Title: Rose's Turn.
Rating/Warnings: G, None.
Characters/Pairing: Rose Weasley. Also featuring Al Potter, James Potter Jr. and Scorpius Malfoy.
Summary: Gryffindor Quidditch try-outs. Or: Why it really shouldn't matter who your parents are.
Word Count: 733
Author's Notes: I only really thought of the connection to the song when I wrote the line 'now it's Rose's turn'. But it fit, so I kept it and made it the title. Also, I have a good feeing about this Qudditch Team right here. Unbeatable, if you ask me ;-)
Registered purchases?: Yes, both.
Rose is suffering from nerves. It's something she gets from her father, a man she's been thinking about a lot today. He always talks about how good he was at Quidditch, but Rose is not convinced. She's been practicing Quidditch in the garden against her dad as long as she can remember and it never seemed as though he was particularly good. Lucky, maybe. But not extraordinarily talented. She routinely beat him by the time she was 8.
Her aunt Ginny, on the other hand, was a brilliant Quidditch player. A former professional, a lightning-fast Chaser with great reflexes.
Which is surely part of the reason why her son, Rose's cousin Al, is now strutting onto the pitch as if he owns the place. Both his parents were great at Quidditch. Excellent, in fact.
Rose's parents were ... well. Her mom is scared of flying up to this day and her dad likes to exaggerate his achievements with colorful and highly unlikely anecdotes.
Rose is scared. She's confident on a broom and in her own backyard, against her dad and her little brother, she is the undisputed queen of Quidditch. But this is the real world. This is the Gryffindor Quidditch team. A name that means something in her family.
"You nervous?", someone next to her mumbles and she wants to turn around, smile and say 'Not at all!', but when she sees who it is, she folds and nods. Rose likes Scorpius Malfoy a lot. He sits next to her in Potions and they're both not terribly good at it. They bonded over how their parents, her mother and his father respectively, would surely be extremely dissapointed by their poor Potions skills. Not that poor Scorpius's father can take much more dissapointment after his precious little boy got the red and gold treatment at Sorting instead of the green and silver one that was expected of him. But Scorpius is really very nice.
He's also very nervous. Clutching his broom so tightly that his knuckles have gone white, he's shaking all over and keeps glancing at the pitch, where the try-outs are already in progress.

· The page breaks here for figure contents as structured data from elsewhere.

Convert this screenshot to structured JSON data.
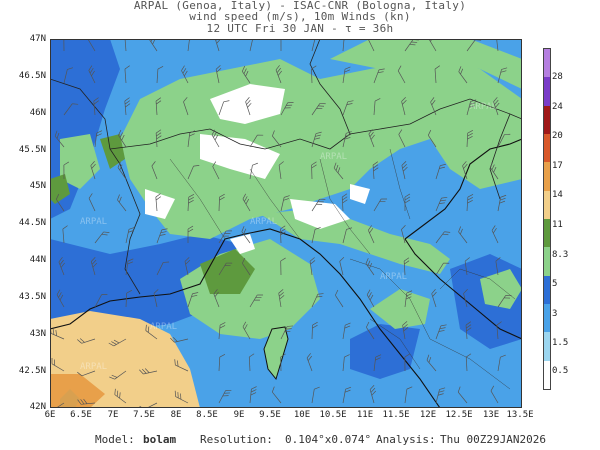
{
  "header": {
    "line1": "ARPAL (Genoa, Italy)  -  ISAC-CNR (Bologna, Italy)",
    "line2": "wind speed (m/s), 10m Winds (kn)",
    "line3": "12 UTC Fri 30 JAN  -  τ = 36h"
  },
  "axes": {
    "lat_labels": [
      "47N",
      "46.5N",
      "46N",
      "45.5N",
      "45N",
      "44.5N",
      "44N",
      "43.5N",
      "43N",
      "42.5N",
      "42N"
    ],
    "lon_labels": [
      "6E",
      "6.5E",
      "7E",
      "7.5E",
      "8E",
      "8.5E",
      "9E",
      "9.5E",
      "10E",
      "10.5E",
      "11E",
      "11.5E",
      "12E",
      "12.5E",
      "13E",
      "13.5E"
    ]
  },
  "colorbar": {
    "labels": [
      "28",
      "24",
      "20",
      "17",
      "14",
      "11",
      "8.3",
      "5",
      "3",
      "1.5",
      "0.5"
    ],
    "colors": [
      "#b57fe0",
      "#7a3cc8",
      "#a01818",
      "#d8582a",
      "#e8a04a",
      "#f2cf8a",
      "#5e9a3e",
      "#8cd28a",
      "#2d6fd6",
      "#4aa2e8",
      "#9cd6f0",
      "#ffffff"
    ]
  },
  "watermark": "ARPAL",
  "footer": {
    "model_label": "Model:",
    "model_value": "bolam",
    "resolution_label": "Resolution:",
    "resolution_value": "0.104°x0.074°",
    "analysis_label": "Analysis:",
    "analysis_value": "Thu 00Z29JAN2026"
  }
}
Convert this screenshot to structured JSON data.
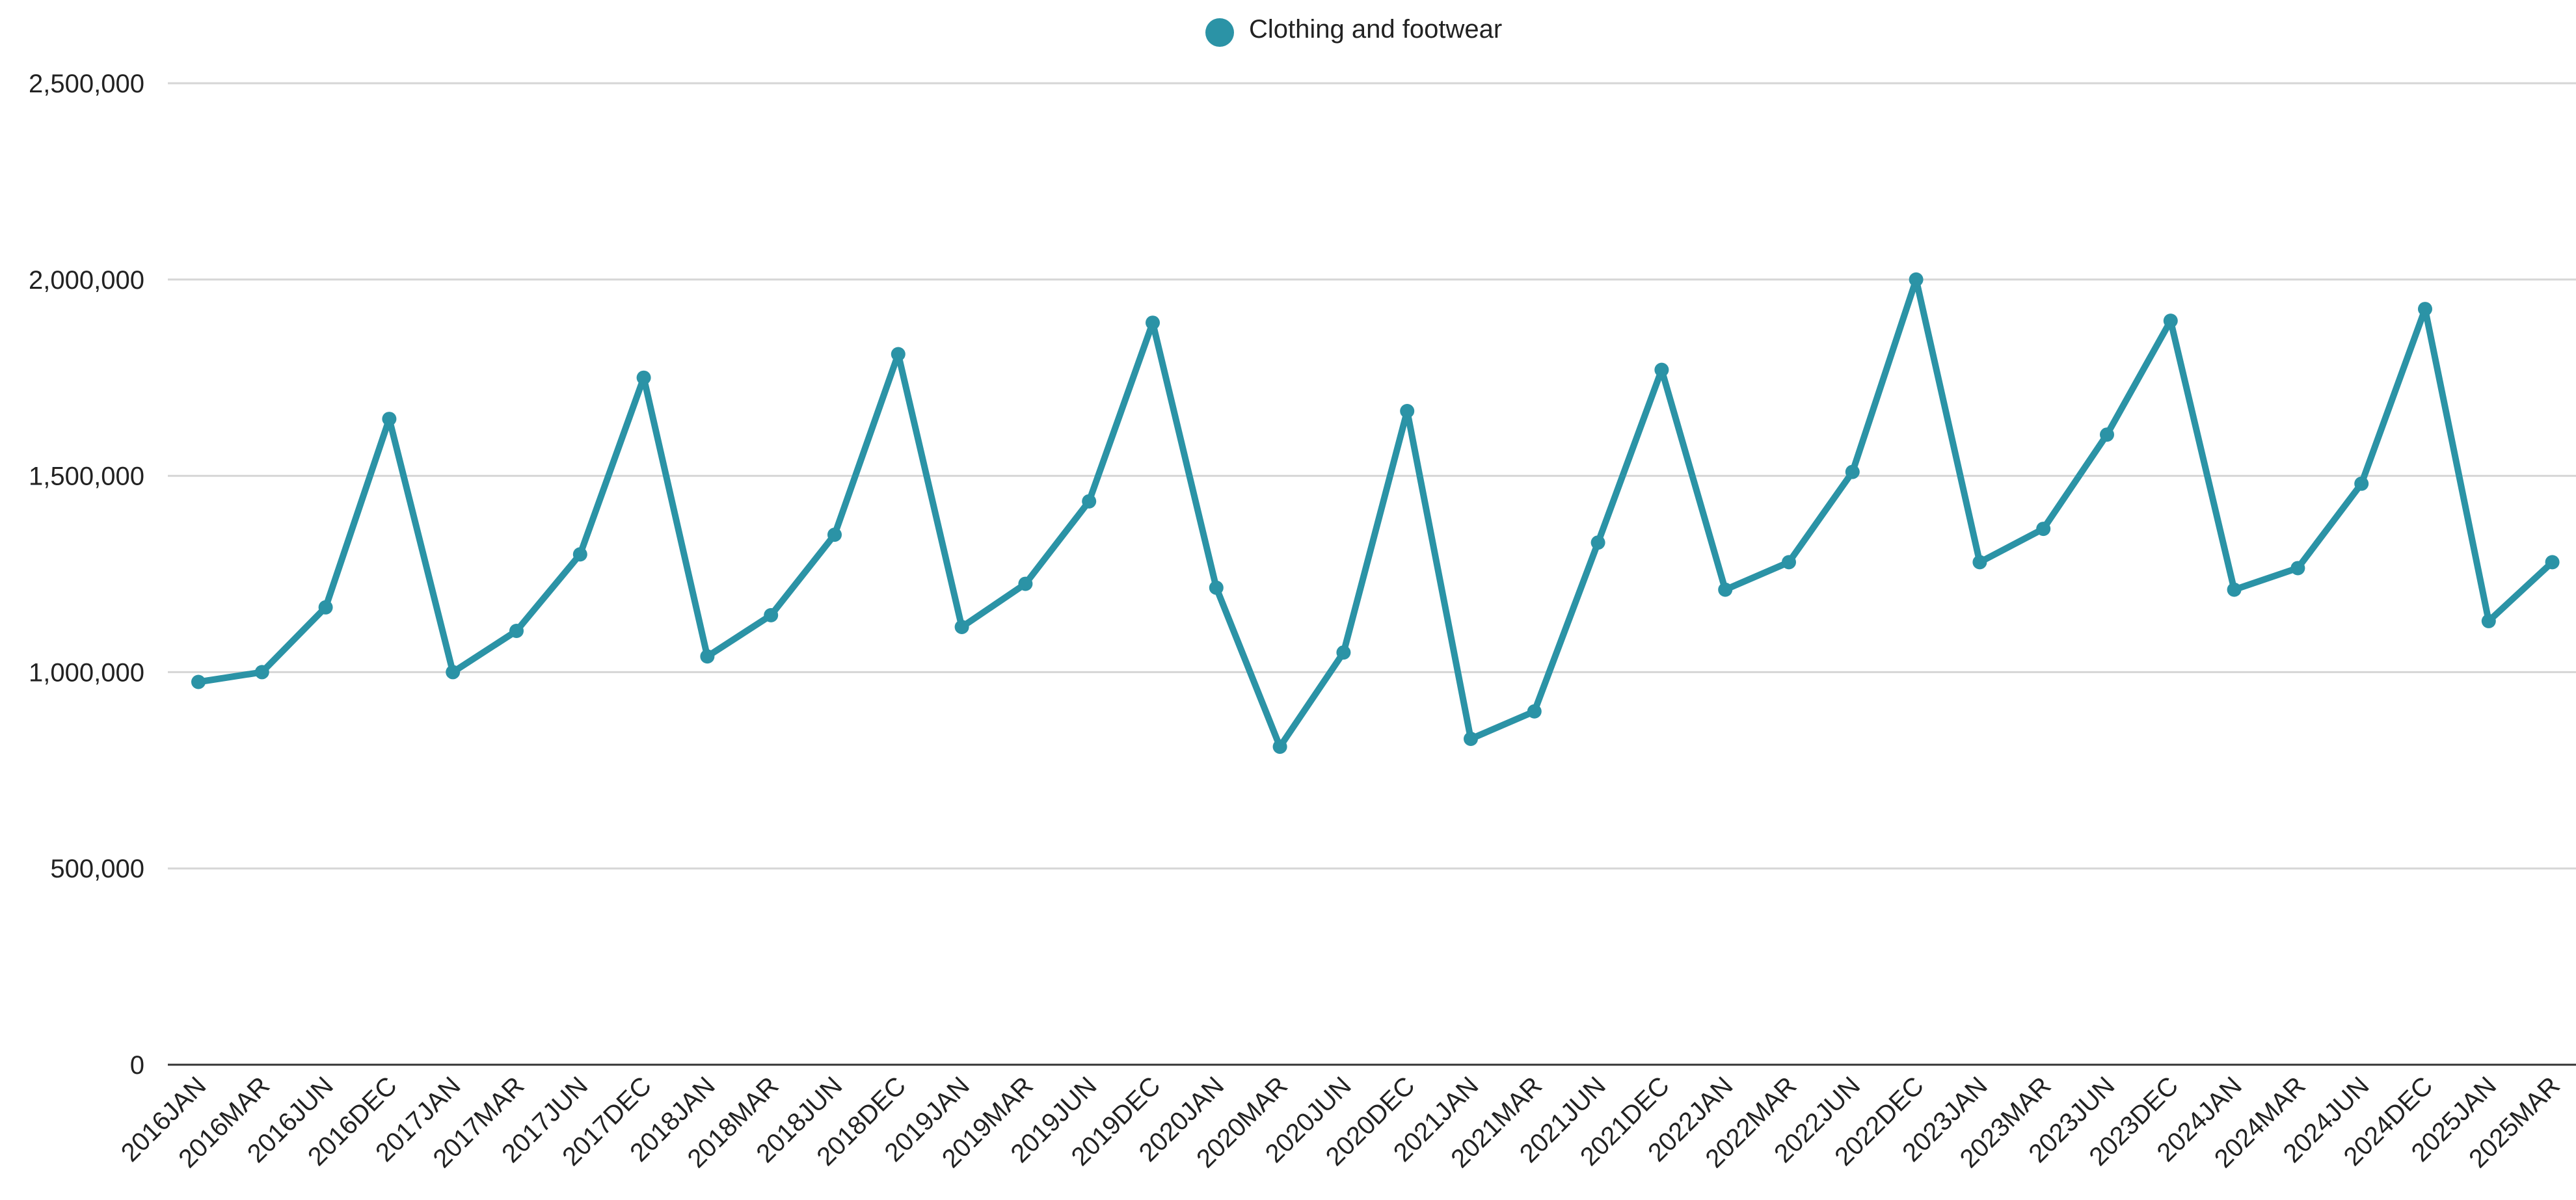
{
  "chart_data": {
    "type": "line",
    "title": "",
    "xlabel": "",
    "ylabel": "",
    "ylim": [
      0,
      2500000
    ],
    "y_ticks": [
      {
        "value": 0,
        "label": "0"
      },
      {
        "value": 500000,
        "label": "500,000"
      },
      {
        "value": 1000000,
        "label": "1,000,000"
      },
      {
        "value": 1500000,
        "label": "1,500,000"
      },
      {
        "value": 2000000,
        "label": "2,000,000"
      },
      {
        "value": 2500000,
        "label": "2,500,000"
      }
    ],
    "grid": true,
    "legend_position": "top-center",
    "categories": [
      "2016JAN",
      "2016MAR",
      "2016JUN",
      "2016DEC",
      "2017JAN",
      "2017MAR",
      "2017JUN",
      "2017DEC",
      "2018JAN",
      "2018MAR",
      "2018JUN",
      "2018DEC",
      "2019JAN",
      "2019MAR",
      "2019JUN",
      "2019DEC",
      "2020JAN",
      "2020MAR",
      "2020JUN",
      "2020DEC",
      "2021JAN",
      "2021MAR",
      "2021JUN",
      "2021DEC",
      "2022JAN",
      "2022MAR",
      "2022JUN",
      "2022DEC",
      "2023JAN",
      "2023MAR",
      "2023JUN",
      "2023DEC",
      "2024JAN",
      "2024MAR",
      "2024JUN",
      "2024DEC",
      "2025JAN",
      "2025MAR"
    ],
    "series": [
      {
        "name": "Clothing and footwear",
        "color": "#2b93a6",
        "values": [
          975000,
          1000000,
          1165000,
          1645000,
          1000000,
          1105000,
          1300000,
          1750000,
          1040000,
          1145000,
          1350000,
          1810000,
          1115000,
          1225000,
          1435000,
          1890000,
          1215000,
          810000,
          1050000,
          1665000,
          830000,
          900000,
          1330000,
          1770000,
          1210000,
          1280000,
          1510000,
          2000000,
          1280000,
          1365000,
          1605000,
          1895000,
          1210000,
          1265000,
          1480000,
          1925000,
          1130000,
          1280000
        ]
      }
    ]
  }
}
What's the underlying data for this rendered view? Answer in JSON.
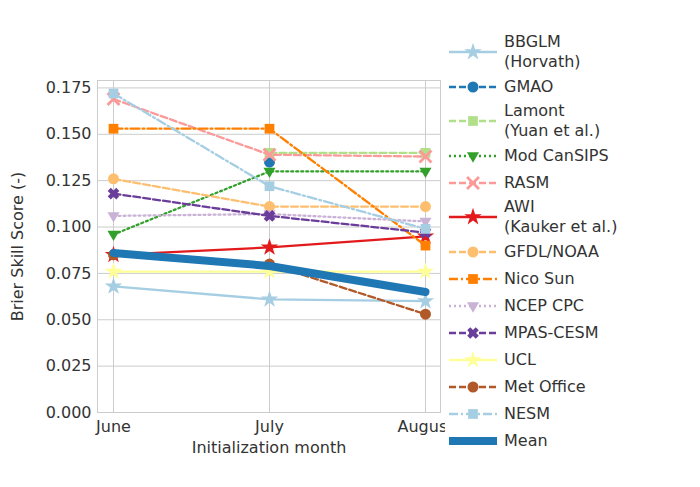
{
  "chart_data": {
    "type": "line",
    "x_label": "Initialization month",
    "y_label": "Brier Skill Score (-)",
    "categories": [
      "June",
      "July",
      "August"
    ],
    "ylim": [
      0,
      0.179
    ],
    "yticks": [
      {
        "value": 0,
        "label": "0.000"
      },
      0.025,
      {
        "value": 0.05,
        "label": "0.050"
      },
      0.075,
      {
        "value": 0.1,
        "label": "0.100"
      },
      0.125,
      {
        "value": 0.15,
        "label": "0.150"
      },
      0.175
    ],
    "grid": true,
    "legend": "right",
    "series": [
      {
        "name": "BBGLM (Horvath)",
        "color": "#a6cee3",
        "marker": "star",
        "line_style": "solid",
        "values": [
          0.068,
          0.061,
          0.06
        ]
      },
      {
        "name": "GMAO",
        "color": "#1f78b4",
        "marker": "circle",
        "line_style": "dashed",
        "values": [
          null,
          0.135,
          null
        ]
      },
      {
        "name": "Lamont (Yuan et al.)",
        "color": "#b2df8a",
        "marker": "square",
        "line_style": "dashed",
        "values": [
          null,
          0.14,
          0.14
        ]
      },
      {
        "name": "Mod CanSIPS",
        "color": "#33a02c",
        "marker": "triangle_down",
        "line_style": "dotted",
        "values": [
          0.096,
          0.13,
          0.13
        ]
      },
      {
        "name": "RASM",
        "color": "#fb9a99",
        "marker": "x",
        "line_style": "dashed",
        "values": [
          0.169,
          0.139,
          0.138
        ]
      },
      {
        "name": "AWI (Kauker et al.)",
        "color": "#e31a1c",
        "marker": "star",
        "line_style": "solid",
        "values": [
          0.085,
          0.089,
          0.095
        ]
      },
      {
        "name": "GFDL/NOAA",
        "color": "#fdbf6f",
        "marker": "circle",
        "line_style": "dashed",
        "values": [
          0.126,
          0.111,
          0.111
        ]
      },
      {
        "name": "Nico Sun",
        "color": "#ff7f00",
        "marker": "square",
        "line_style": "dashdot",
        "values": [
          0.153,
          0.153,
          0.09
        ]
      },
      {
        "name": "NCEP CPC",
        "color": "#cab2d6",
        "marker": "triangle_down",
        "line_style": "dotted",
        "values": [
          0.106,
          0.107,
          0.103
        ]
      },
      {
        "name": "MPAS-CESM",
        "color": "#6a3d9a",
        "marker": "X",
        "line_style": "dashed",
        "values": [
          0.118,
          0.106,
          0.097
        ]
      },
      {
        "name": "UCL",
        "color": "#ffff99",
        "marker": "star",
        "line_style": "solid",
        "values": [
          0.076,
          0.076,
          0.076
        ]
      },
      {
        "name": "Met Office",
        "color": "#b15928",
        "marker": "circle",
        "line_style": "dashed",
        "values": [
          0.085,
          0.08,
          0.053
        ]
      },
      {
        "name": "NESM",
        "color": "#a6cee3",
        "marker": "square",
        "line_style": "dashdot",
        "values": [
          0.172,
          0.122,
          0.099
        ]
      },
      {
        "name": "Mean",
        "color": "#1f77b4",
        "marker": "none",
        "line_style": "solid",
        "values": [
          0.086,
          0.079,
          0.065
        ]
      }
    ]
  }
}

"It's gonna be ok, Scorp", Rose assures him with a pat on the shoulder. "You're gonna be fine. Your dad was good at Quidditch, wasn't he?" Rose feels that soothing someone else makes her less nervous, so she needs to keep doing this.
"Yeah, but I've never really been allowed to play. My mom is always so worried about me. I've been wanting a broom for Christmas ever since I can remember, but I never got one".
"Don't worry", Rose says with a reassuing smile, now less convinced about what she's saying, but trying to not let it show. "I bet it's in your blood".
And it is. When Rose's older cousin James, assistant Quidditch captain since his first year and widely regarded as the best Gryffindor Seeker since his dad, calls Scorpius's name to try out, Scorpius mounts his broom without any difficulties, speeds around the pitch in record time and makes Chaser immediately.
Now it's Rose's turn. That is a song, isn't, it? "Rose's turn"? Rose thinks it's a song. Something she heard on Muggle radio once. Isn't it about getting your comeuppance after being in the shadows of someone else? Rose regards this as a sign, takes a deep breath and confidently walks onto the pitch.
She tries out for Keeper and she doesn't miss even a single shot fired at her. James beams at her after she lands, tells her that she's on the team and that they're very lucky to have her.
Rose wants to ask Al if he made the team too, but he mumbles something that sounds suspicuously like 'alternate' and runs off to take a shower.
Huh. Maybe it's not important at all how good your parents were at something, Rose thinks, as she walks along the corridor back to Gryffindor tower. She passes a glass case with moving photographs of former Gryffindor Quidditch teams in it and she finds her dad, looking gangly and insecure in his Keeper gear, clutching his broom.
I'm gonna be awesome, she thinks. So that he can come to a game, cheer her on and scream 'That's my daughter!' embarrasingly loud when she prevents a goal with a spectuacularly good move. It's what parents do. Whether they were good at Quidditch or not.